For 2019, the CRF230F will be replaced by the CRF250F. In addition to a larger engine, the 250F gets a new frame that provides 12mm more rear-wheel travel. Honda was able to give the bike thicker seat foam for a comfier perch, while raising the overall seat-height by just .2 inches. The steel fuel tank has an internal fuel pump and low-fuel sensor. A bar-mounted fuel indicator obviates the need for a fuel petcock. No more fumbling to switch to reserve. The CRF250F will be available in February 2019 with an MSRP of $4,599.
The CRF125F and CRF125F Big Wheel receive similar updates: new frame, EFI, bar-mounted fuel indicator. The seat-height is 29.1 inches for the standard model and the Big Wheel—which swaps its 16- and 14-inch hoops for larger 19- and 16-inch ones—has a 1.8-inch taller saddle.
The CRF110F also gets EFI and a new twin-spar steel frame that increases rear-suspension travel by 12mm. Even with 5mm more seat foam, the seat height is .4 inches lower than the outgoing model. The 110 still has a four-speed semi-automatic transmission to make learning to ride easier and less intimidating.
MSRP and availability for the CRF125F and CRF110F have not yet been announced.
For those of us in colder climes, learning to tear down a carburetor after winter hibernation was a rite of passage.
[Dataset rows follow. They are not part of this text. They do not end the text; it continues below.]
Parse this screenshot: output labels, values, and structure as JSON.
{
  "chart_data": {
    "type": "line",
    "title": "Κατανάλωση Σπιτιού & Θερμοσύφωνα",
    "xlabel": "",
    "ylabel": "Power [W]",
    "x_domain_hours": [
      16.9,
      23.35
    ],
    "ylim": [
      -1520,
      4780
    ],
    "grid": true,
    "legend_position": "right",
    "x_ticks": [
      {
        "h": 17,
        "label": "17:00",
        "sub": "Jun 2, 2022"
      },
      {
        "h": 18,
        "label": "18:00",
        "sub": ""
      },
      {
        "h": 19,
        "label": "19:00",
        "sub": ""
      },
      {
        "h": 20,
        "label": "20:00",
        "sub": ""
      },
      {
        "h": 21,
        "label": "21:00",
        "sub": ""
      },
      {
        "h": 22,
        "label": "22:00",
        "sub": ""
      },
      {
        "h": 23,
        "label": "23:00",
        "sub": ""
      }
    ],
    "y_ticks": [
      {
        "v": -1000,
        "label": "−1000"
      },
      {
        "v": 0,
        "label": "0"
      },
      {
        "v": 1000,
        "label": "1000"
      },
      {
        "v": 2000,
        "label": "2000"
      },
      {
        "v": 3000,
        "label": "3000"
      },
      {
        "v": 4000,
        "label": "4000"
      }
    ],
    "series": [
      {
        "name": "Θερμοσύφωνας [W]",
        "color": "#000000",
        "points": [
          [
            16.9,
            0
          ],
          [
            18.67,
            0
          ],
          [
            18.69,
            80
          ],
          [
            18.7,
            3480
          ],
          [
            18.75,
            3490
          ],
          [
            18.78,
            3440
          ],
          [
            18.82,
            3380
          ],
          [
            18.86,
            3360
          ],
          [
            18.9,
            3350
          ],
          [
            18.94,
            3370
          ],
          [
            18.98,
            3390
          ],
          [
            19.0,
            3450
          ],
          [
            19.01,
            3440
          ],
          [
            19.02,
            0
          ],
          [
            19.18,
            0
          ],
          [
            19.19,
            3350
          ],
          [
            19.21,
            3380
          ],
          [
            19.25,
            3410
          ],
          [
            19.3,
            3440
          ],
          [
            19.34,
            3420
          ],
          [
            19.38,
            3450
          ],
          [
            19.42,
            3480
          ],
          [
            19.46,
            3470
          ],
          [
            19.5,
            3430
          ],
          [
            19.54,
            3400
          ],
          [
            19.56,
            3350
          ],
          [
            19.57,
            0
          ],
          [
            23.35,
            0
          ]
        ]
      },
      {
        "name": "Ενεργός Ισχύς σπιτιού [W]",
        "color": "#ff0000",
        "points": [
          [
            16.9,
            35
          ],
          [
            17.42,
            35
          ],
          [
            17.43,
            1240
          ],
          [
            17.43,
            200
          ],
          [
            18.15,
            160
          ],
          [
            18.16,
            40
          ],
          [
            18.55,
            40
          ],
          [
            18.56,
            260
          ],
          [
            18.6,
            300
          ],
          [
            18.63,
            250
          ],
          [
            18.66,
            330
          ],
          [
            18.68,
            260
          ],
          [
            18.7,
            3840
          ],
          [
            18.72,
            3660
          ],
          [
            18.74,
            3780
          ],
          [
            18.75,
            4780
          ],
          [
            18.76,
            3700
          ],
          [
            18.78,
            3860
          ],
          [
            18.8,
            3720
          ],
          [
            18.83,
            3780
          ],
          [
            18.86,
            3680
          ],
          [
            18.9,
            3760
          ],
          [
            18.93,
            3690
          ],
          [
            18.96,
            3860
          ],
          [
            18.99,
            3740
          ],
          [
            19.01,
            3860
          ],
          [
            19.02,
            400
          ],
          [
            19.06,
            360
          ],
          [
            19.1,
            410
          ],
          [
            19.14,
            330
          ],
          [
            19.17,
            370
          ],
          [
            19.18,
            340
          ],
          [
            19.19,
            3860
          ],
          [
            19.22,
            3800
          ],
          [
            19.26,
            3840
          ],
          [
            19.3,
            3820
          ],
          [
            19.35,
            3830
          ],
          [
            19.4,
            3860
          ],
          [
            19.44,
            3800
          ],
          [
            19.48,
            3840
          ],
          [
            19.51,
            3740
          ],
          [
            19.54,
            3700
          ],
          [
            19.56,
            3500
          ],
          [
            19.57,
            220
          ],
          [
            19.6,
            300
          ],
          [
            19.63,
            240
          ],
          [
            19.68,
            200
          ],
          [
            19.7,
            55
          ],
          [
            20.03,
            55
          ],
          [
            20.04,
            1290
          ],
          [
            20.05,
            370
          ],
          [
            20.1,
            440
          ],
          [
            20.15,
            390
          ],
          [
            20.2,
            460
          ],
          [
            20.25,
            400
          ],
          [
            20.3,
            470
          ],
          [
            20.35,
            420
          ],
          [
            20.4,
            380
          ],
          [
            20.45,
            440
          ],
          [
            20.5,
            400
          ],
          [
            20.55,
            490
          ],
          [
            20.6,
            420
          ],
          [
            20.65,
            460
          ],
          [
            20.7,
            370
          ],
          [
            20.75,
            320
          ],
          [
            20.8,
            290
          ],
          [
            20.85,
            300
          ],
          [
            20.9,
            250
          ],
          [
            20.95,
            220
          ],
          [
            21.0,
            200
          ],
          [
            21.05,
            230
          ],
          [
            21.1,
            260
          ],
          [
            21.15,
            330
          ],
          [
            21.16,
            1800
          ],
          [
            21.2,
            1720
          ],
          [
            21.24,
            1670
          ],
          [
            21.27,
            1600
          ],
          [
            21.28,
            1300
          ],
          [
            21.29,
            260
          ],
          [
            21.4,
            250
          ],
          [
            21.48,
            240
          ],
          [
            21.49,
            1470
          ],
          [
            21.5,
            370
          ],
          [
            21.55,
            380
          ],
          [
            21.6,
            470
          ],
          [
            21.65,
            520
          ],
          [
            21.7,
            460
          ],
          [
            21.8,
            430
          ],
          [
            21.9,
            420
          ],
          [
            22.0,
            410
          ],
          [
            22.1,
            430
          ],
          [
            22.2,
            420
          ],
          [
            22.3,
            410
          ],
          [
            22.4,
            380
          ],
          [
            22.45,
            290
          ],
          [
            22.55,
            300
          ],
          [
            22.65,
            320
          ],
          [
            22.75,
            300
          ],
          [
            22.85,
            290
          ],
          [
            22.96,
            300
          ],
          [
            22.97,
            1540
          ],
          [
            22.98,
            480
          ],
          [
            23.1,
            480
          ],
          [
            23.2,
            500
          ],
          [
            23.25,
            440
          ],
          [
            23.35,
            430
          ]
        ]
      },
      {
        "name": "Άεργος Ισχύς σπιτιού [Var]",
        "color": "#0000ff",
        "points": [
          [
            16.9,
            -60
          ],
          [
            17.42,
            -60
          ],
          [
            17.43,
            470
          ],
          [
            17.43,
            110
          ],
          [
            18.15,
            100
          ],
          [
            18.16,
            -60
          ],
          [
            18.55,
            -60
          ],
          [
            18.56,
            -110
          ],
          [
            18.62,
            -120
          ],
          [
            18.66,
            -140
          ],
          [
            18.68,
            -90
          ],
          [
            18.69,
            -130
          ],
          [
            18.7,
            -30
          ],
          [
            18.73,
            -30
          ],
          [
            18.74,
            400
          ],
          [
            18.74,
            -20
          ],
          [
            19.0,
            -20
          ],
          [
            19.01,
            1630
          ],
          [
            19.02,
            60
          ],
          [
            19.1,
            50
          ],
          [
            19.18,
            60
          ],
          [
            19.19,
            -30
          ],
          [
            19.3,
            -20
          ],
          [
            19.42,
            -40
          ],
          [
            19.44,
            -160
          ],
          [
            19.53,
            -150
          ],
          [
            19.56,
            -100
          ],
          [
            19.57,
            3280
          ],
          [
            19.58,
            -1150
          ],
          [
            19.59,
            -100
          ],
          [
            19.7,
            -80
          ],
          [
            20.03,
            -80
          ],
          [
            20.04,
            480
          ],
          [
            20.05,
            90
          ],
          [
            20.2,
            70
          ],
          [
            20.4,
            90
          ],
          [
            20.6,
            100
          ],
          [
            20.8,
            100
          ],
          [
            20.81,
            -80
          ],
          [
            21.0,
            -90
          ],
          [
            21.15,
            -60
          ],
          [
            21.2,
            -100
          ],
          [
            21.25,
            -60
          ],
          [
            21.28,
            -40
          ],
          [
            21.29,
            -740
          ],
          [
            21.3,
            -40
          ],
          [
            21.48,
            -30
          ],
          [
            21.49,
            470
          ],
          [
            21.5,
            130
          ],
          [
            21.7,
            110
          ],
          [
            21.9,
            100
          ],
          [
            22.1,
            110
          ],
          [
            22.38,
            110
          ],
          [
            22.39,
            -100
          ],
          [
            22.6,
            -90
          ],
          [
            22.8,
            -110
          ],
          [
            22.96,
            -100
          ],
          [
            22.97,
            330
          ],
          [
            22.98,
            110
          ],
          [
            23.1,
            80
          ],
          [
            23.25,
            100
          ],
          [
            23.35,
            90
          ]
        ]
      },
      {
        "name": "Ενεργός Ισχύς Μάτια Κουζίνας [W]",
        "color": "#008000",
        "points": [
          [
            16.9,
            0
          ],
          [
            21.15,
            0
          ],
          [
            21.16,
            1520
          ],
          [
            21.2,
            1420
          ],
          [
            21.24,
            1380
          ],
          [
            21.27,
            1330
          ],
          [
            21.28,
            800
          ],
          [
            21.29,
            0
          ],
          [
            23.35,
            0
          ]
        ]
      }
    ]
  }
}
With fuel injection now predominant, rebuilding a carb is becoming a lost art. Kind of a shame, but kind of great. I imagine kickstarting one of these puppies in 30-degree weather is going to be a heck of a lot easier too. So much for using the old “owning a motorcycle will build character” line to convince your parents to let you get a dirtbike. At least there’s still chain maintenance, oil changes, and cleaning air filters.
While EFI is a great feature, no doubt Honda added it to these small-displacement recreation bikes for emissions reasons. If it helps prevent legislators from closing recreational areas for off-road riders, we’ll consider it a wise move on Big Red’s part. We suspect it will be a trend industry-wide.